Robert Temple Emmet (December 13, 1854 – October 25, 1936) was a United States Army colonel who was a recipient of the Medal of Honor for actions while surrounded by a much larger force. An 1877 graduate of West Point, he served in numerous campaigns on the Western Frontier.

==Education and army career==

Coat of Arms of Temple Emmet

Emmet was born in New York City to William Jenkins Emmet and Julia Colt Pierson. He is the great-grandson of Thomas Addis Emmet, a lawyer, who was an elder brother of executed Irish Republican Robert Emmet. His father's parents were Robert Emmet and Rosina Hubley. His mother's parents were Josiah G. Pierson and Julia Colt.

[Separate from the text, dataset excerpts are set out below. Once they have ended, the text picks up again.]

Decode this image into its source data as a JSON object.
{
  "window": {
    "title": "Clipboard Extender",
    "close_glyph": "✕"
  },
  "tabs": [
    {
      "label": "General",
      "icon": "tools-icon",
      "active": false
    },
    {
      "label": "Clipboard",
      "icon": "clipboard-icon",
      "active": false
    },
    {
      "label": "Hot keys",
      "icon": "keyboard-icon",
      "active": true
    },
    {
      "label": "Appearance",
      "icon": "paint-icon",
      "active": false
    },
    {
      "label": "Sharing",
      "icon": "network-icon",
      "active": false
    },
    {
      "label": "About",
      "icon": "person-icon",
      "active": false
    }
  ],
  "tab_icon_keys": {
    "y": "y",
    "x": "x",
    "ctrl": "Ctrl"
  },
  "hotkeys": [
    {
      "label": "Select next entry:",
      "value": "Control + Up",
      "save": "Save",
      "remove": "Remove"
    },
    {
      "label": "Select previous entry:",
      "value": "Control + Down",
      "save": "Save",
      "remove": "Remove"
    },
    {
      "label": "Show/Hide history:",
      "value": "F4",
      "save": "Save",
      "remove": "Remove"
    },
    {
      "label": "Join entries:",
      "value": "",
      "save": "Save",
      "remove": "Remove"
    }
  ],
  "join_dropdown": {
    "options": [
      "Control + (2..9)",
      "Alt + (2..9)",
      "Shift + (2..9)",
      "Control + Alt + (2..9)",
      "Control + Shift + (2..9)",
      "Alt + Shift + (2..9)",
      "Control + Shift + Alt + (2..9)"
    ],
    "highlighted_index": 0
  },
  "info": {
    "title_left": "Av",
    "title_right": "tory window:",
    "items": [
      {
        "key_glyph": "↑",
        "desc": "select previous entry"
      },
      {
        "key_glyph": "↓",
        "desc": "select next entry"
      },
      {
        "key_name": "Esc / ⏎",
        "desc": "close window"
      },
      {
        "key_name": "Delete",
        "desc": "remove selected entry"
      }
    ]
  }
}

He had a twin sister named Rosina Emmet Sherwood and had two other sisters, Lydia Field Emmet and Jane Emmet de Glehn. All three of his sisters were noted portrait artists.

In addition his brothers included, United States Army colonel William Le Roy Emmet; C. Temple Emmet, an attorney and sportsman who was a graduate of the Yale Forest School Class of 1902; William LeRoy Emmet, a graduate of the United States Naval Academy, Class of 1881; Devereux Emmet, who became a prominent golf course architect; and Richard Stockton Emmet. His uncle, John Emmet, attended West Point from 1814 to 1817. His first cousin was portrait artist Ellen Emmet Rand.

Robert Temple Emmet was married to Helena Van Courtlandt Phelps, who died on February 27, 1920, in New York.

He graduated from West Point in 1877 and was commissioned Second Lieutenant, in the 9th Cavalry Regiment of the Buffalo Soldiers upon graduation.

==Medal of Honor citation==
Emmet received the Medal of Honor for actions at the Battle of Las Animas Canyon, New Mexico in 1879.

Citation:
"Lt. Emmet was in G Troop which was sent to relieve a detachment of soldiers under attack by hostile Apaches During a flank attack on the Indian camp, made to divert the hostiles Lt. Emmet and 5 of his men became surrounded when the Indians returned to defend their camp. Finding that the Indians were making for a position from which they could direct their fire on the retreating troop, the Lieutenant held his point with his party until the soldiers reached the safety of a canyon. Lt. Emmet then continued to hold his position while his party recovered their horses. The enemy force consisted of approximately 200."